Seit Ende Dezember gelten in Österreich wieder strenge Regeln, der bereits dritte Lockdown startete am 26. Dezember. Der Handel machte bis auf die Grundversorgung zu, Kontakte müssen eingeschränkt werden. Das Ziel ist es, die Inzidenzzahl auf unter 100 zu drücken, zur Zeit liegt sie im Schnitt bei 163 auf 100.000 Einwohner und bewegt sich laut Experten eher "seitwärts" - also weder signifikant nach oben oder unten.

Österreich Wien | Coronavirus | Schlange vor Geschäft

Schlange stehen vor einem Wiener Geschäft: Seit Ende Dezember gelten wieder strenge Regeln in Österreich

Eigentlich sollte am 18. Januar der Präsenzunterricht an Schulen wieder beginnen. Doch derzeit stehen die Zeichen eher auf eine Verlängerung des Lockdowns. Laut der Tageszeitung "Österreich" soll sich Kanzler Sebastian Kurz für eine Verlängerung von mindestens einer Woche ausgesprochen haben, auch ein Schul-Lockdown bis Mitte Februar wird diskutiert. 

Italien: In Zonen aufgeteilt

Italien war im Frühjahr schwer von der Corona-Pandemie getroffen und hatte monatelang den Lockdown ausgerufen. Auch im Winter griff das Land zu harten Maßnahmen. Nun schaut es aber genau darauf, welche Teile Italiens besonders betroffen sind. Bei einer Inzidenz von 250 oder mehr pro 100.000 Einwohnern wird die Region zur "roten Zone" erklärt, mit strengem Ausgangsverbot, geschlossenem Handel und Lokalen und Home-Schooling. Der durchschnittliche Inzidenzwert im Land liegt bei bei 203.

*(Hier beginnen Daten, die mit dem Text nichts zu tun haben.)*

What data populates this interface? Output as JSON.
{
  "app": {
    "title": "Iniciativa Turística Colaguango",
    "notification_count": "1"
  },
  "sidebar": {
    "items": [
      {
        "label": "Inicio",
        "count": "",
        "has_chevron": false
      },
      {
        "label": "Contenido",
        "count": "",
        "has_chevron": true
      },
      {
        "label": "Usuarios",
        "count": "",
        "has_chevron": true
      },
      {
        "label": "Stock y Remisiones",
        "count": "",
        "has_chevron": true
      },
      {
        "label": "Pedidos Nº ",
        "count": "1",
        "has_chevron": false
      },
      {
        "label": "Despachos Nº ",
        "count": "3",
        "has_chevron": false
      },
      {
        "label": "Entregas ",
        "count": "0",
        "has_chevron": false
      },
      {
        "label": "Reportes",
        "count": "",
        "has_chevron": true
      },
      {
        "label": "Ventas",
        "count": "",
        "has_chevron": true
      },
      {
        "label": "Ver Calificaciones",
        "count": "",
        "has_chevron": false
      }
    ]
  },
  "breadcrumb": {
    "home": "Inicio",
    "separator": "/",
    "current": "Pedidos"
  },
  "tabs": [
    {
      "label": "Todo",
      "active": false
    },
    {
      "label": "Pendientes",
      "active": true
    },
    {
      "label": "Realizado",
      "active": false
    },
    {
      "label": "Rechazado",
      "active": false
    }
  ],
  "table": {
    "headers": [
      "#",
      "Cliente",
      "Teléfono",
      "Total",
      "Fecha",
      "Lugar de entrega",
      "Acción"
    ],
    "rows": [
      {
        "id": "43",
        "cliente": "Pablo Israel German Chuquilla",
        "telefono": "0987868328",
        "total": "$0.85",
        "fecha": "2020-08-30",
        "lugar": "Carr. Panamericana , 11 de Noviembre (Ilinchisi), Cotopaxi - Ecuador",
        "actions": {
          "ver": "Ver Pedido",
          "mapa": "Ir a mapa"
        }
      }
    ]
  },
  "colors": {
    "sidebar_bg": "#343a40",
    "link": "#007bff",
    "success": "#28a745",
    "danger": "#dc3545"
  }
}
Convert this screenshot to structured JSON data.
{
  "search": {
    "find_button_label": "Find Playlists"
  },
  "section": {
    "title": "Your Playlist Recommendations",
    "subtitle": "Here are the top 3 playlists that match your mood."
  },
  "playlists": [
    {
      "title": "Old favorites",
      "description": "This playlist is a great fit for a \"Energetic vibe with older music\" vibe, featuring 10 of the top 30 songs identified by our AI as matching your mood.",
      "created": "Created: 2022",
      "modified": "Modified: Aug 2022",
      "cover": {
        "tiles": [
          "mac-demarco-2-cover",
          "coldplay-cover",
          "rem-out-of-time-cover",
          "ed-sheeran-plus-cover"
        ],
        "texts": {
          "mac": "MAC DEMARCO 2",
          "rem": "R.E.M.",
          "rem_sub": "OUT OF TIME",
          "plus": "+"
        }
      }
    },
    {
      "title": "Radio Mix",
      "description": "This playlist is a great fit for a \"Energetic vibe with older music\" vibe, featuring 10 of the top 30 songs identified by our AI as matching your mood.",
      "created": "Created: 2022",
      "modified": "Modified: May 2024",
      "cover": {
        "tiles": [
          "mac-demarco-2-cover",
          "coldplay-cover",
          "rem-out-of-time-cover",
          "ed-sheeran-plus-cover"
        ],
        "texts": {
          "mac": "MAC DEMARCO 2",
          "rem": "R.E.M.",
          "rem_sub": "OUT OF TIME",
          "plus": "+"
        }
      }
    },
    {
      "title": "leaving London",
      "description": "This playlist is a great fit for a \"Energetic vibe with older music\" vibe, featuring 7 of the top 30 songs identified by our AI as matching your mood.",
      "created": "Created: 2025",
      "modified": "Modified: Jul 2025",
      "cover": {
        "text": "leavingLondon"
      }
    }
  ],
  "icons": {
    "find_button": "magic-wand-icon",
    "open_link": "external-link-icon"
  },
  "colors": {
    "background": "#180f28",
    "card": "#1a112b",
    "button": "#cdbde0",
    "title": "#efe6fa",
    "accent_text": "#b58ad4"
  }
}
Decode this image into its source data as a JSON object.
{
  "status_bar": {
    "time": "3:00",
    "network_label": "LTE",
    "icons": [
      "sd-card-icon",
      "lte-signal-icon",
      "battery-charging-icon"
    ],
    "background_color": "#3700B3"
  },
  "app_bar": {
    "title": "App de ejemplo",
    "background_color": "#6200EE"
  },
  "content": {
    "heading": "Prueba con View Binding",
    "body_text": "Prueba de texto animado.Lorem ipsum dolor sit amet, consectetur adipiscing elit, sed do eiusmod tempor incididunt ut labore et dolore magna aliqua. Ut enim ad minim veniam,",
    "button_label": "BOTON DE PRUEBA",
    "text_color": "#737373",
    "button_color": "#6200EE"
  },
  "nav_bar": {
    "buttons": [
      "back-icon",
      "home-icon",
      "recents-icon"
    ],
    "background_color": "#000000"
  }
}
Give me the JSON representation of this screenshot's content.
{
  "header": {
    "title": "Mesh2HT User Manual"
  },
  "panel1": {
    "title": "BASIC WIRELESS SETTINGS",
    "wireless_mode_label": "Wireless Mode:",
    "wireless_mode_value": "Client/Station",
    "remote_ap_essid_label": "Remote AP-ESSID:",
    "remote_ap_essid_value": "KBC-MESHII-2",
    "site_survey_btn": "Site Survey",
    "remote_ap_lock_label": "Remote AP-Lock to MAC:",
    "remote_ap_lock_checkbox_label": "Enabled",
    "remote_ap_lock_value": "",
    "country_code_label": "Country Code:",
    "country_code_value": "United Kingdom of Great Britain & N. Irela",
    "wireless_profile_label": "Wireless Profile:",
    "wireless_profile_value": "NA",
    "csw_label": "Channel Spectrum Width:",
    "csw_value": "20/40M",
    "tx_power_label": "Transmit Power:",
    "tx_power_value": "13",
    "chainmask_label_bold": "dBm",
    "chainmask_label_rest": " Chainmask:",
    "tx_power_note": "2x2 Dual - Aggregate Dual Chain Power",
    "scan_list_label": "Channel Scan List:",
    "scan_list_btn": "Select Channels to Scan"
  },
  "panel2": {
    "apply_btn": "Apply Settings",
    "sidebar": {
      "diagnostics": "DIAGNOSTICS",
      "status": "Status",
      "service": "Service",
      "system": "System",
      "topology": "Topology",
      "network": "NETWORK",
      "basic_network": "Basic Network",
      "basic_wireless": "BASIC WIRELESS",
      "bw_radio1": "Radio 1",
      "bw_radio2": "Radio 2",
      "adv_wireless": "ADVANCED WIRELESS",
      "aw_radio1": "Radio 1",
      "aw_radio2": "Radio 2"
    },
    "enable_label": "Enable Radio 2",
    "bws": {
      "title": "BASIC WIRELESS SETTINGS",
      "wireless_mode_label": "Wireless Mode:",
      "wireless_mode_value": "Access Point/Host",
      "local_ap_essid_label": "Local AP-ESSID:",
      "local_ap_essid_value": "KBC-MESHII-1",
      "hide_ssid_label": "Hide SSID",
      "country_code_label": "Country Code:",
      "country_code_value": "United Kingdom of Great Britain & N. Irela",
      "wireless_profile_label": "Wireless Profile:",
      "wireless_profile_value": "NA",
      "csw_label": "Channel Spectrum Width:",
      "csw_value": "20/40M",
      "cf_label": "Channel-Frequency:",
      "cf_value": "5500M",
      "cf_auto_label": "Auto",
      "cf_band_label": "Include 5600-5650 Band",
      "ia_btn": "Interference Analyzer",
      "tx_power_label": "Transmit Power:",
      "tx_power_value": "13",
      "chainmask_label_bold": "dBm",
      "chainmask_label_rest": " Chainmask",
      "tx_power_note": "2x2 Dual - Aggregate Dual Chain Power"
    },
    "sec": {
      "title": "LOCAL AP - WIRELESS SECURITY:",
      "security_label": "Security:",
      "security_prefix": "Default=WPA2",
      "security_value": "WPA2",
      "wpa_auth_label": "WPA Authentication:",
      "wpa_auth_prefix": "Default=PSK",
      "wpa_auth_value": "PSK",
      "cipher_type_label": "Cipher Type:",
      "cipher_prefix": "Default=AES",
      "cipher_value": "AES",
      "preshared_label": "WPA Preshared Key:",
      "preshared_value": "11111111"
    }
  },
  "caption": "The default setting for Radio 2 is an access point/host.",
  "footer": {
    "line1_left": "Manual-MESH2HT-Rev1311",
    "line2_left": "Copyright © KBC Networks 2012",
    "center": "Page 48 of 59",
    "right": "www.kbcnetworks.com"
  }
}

Italien Rom | Schüler Protest gegen Corona-Regelungen

"Unbildung tötet mehr als COVID" steht auf dem Zettel einer gegen Home-Schooling protestierenden Schülerin in Rom

Ein Hoffnungschimmer: Mehr als eine halbe Million Menschen haben sich bereits impfen lassen, damit liegt Italien europaweit ganz vorne. Werbung dafür kam von (fast) ganz oben: das Oberhaupt der katholischen Kirche, Papst Franziskus, rief dazu auf.

Irland: Im dritten Lockdown 

Besonders heftig hat es nun Irland getroffen. In der Advents- und Weihnachtszeit waren die Zahlen wieder in die Höhe geschnellt - und die neue Virus-Variante könnte das Wachstum noch weiter antreiben. Die Inzidenzzahlen sind extrem hoch: Im Landesdurchschnitt liegen sie laut Medienberichten bei 1291 (Stand 9. Januar) pro 100.000 Einwohner. Einige Bezirke wie Monaghan und Louth haben rund doppelt so hohe Werte.

Kurz vor Ende des Jahres verkündete der irische Regierungschef Micheal Martin deshalb wieder mal einen Lockdown - diesmal für mindestens einen Monat. Die neuen Regeln sind in Teilen deutlich strenger als in Deutschland, private Besuche sind beispielsweise komplett untersagt. Ausnahmen gelten nur für Hochzeiten mit bis zu sechs und Beerdigungen mit bis zu zehn erlaubten Personen. Sport im Freien darf nur in einem Umkreis von fünf Kilometern betrieben werden. Alle nicht lebensnotwendigen Geschäfte sind geschlossen. 

Schweden: Ein Kurswechsel steht an

Das skandinavische Land war in der Corona-Pandemie bislang für seinen durchaus umstrittenen Sonderweg bekannt. Während im Frühjahr 2020 viele europäischen Länder das öffentliche Leben lahmlegten, setzten die Schweden auf die Vernunft der Menschen. Das klappte nur mäßig, die Infektionszahlen schossen in die Höhe. Derzeit liegt die Inzidenz in dem dünn besiedelten Land bei 515.

Corona-Krise Schweden Stockholm | Abstandsregeln in U-Bahn

Abstandsregeln in der Stockholmer U-Bahn: Schweden setzte bisher auf Einsicht und Vernunft

Von einem Lockdown ist in Schweden immer noch nicht die Rede, doch ab sofort könnte die Regierung strenge Maßnahmen verhängen und zum Beispiel Einkaufszentren oder Fitnessstudios schließen - wenn sie denn will. Das neue Pandemiegesetz, das derartige Maßnahmen erlauben würde, wurde am Freitag im Eilverfahren verabschiedet. Die schwedischen Medien sprechen von einem "demokratischen Ausnahmezustand" (so die Zeitung Dagens Nyheter) und einer "einmaligen Machtverschiebung" (so die Zeitung Svenska Dagbladet). Welche Maßnahmen tatsächlich umgesetzt werden müssen, sollen die kommenden Wochen zeigen.